La Catalogne a besoin de nous
(texte
lu devant le Consulat d’Espagne à Montpellier,
le
27 mars 2018, à 18h30 par Jean-Claude Llinares,
du
CDR de Béziers «La Barceloneta»)
La
Catalogne a besoin de nous. Depuis dimanche, depuis sept mois, depuis
trois-cent-quatre ans.
Dimanche,
le président Carles Puigdemont, chef d'État légitime de la
Catalogne a été arrêté à la frontière du Danemark et de
l'Allemagne et remis à la justice allemande pour son éventuelle
extradition vers l'Espagne. Sa voiture était munie d'une balise GPS,
installée par les services secrets espagnols (CNI) dont une dizaine
de membres suivaient le véhicule.
Il
y a sept mois, une série d'attentats islamistes avaient lieu à
Barcelone et à Cambrils, se soldant par la mort de 15 personnes et
une centaine de blessés. L'enquête a conduit à un Imam de Ripoll,
indicateur de la police espagnole. Tout porte à croire qu'il
s'agissait d'une tentative de déstabilisation de la Catalogne,
tentative qui a fait long feu en raison de sa résolution rapide par
les Mossos d'Esquadra, sans l’aide des services policiers et
d'intelligence de l'État espagnol ni d'interpol.
Il
y a trois-cent-quatre ans, la Catalogne tombait devant les troupes de
Madrid et d'une nouvelle dynastie, les Bourbons, qui règnent encore
aujourd'hui grâce à leur restauration par le dictateur Franco.
Depuis trois-cents ans, à l'exception de sporadiques années, la
langue, la culture, l'éducation catalanes ont été foulées aux
pieds, marginalisées et n'ont dû leur survie qu'au volontarisme des
familles et du tissu associatif (chœurs, associations de quartiers,
cercles paroissiaux et ouvriers).
Un
printemps catalan germe et prend une force insoupçonnée et
cependant fort logique. Ce ne sera pas le printemps des sourires. La
répression des 20 septembre, 1er et 27 octobre, les emprisonnements,
les exils, l'imposition de l'article 155, le vol d'œuvres d'arts
dans ce cadre d'exception, la mainmise sur la police et les
institutions catalanes, la tentative de juguler l'éducation catalane
et d'imposer le retour au castillan, tout concourt à une affirmation
de la démocratie catalane qui a besoin de ses nations-sœurs et, au
premier chef, de la France, mère des républiques modernes.
Contrastant
avec les emprisonnements politiques, la mise en liberté de
dignitaires du parti corrompu au pouvoir ou d'un membre de la famille
royale espagnole, rend plus que nécessaire, par delà la question
catalane, un débat sur les institutions espagnoles.
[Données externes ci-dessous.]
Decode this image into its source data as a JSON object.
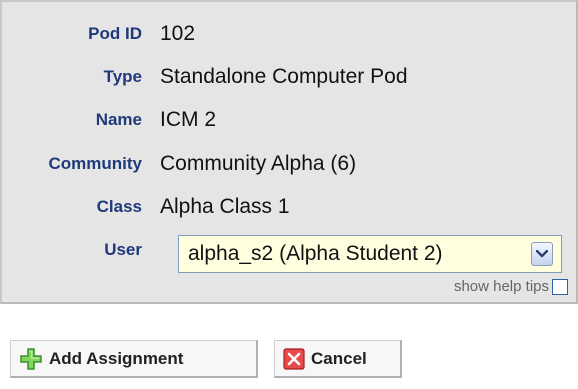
{
  "fields": [
    {
      "label": "Pod ID",
      "value": "102"
    },
    {
      "label": "Type",
      "value": "Standalone Computer Pod"
    },
    {
      "label": "Name",
      "value": "ICM 2"
    },
    {
      "label": "Community",
      "value": "Community Alpha (6)"
    },
    {
      "label": "Class",
      "value": "Alpha Class 1"
    }
  ],
  "user": {
    "label": "User",
    "selected": "alpha_s2 (Alpha Student 2)"
  },
  "help_tips": {
    "label": "show help tips",
    "checked": false
  },
  "buttons": {
    "add_label": "Add Assignment",
    "cancel_label": "Cancel"
  },
  "icons": {
    "add": "plus-icon",
    "cancel": "close-icon",
    "dropdown": "chevron-down-icon"
  },
  "colors": {
    "label": "#1f3a7a",
    "panel_bg": "#e5e5e5",
    "select_bg": "#ffffe0",
    "add_icon": "#6fcf4a",
    "cancel_icon": "#e23b3b"
  }
}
Car les
Catalans, que l'on taxe souvent d'égoïstes, par méconnaissance, ne
veulent pas seulement l'indépendance de leur nation, ils visent à
l'instauration de la république. Le 21 décembre dernier, los
d'élections imposées par Madrid, les partis favorables à
l'indépendance de la Catalogne ont obtenu la victoire avec près de
48% des suffrages. Depuis plus de trois mois Madrid perpétue
l'article 155 et se refuse à reconnaître cette victoire. Pire, le
gouvernement espagnol essaie par tous les moyens d'imposer la
désignation d'un président de consensus, autrement dit d'un pantin
au service de la monarchie bananière qui appauvrit son pays.
Un
hiver catalan
Le
printemps est venu, dans l'éclat des bourgeons,
au
bras des amoureux qui les frôlent en fredonnant.
Le printemps est venu, en pleine lumière, sur la neige
fondante
des glaciers et dans les cocktails andalous.
Mais le printemps tarde, à l'ombre gelée des prisons.
En
Castille ou dans la lointaine Allemagne. Les barreaux
épais
tranchent, seconde après seconde, les espoirs innocents.
La rue s'échauffe et tourbillonne. On tient à distance les
policiers
félons qui foncent dans la foule et rient aux visages
entamés.
Un dimanche de braise a réuni les foules. Taisez-vous
donc et laissez-les crier. Les geôles jamais ne s'ouvriront,
à
moins que la clameur, brûlante, des barreaux fassent fondre
le métal glacé. Le printemps est venu, l'automne avait menti
et
vos frères humains attendent de votre langue qu'elle les délie.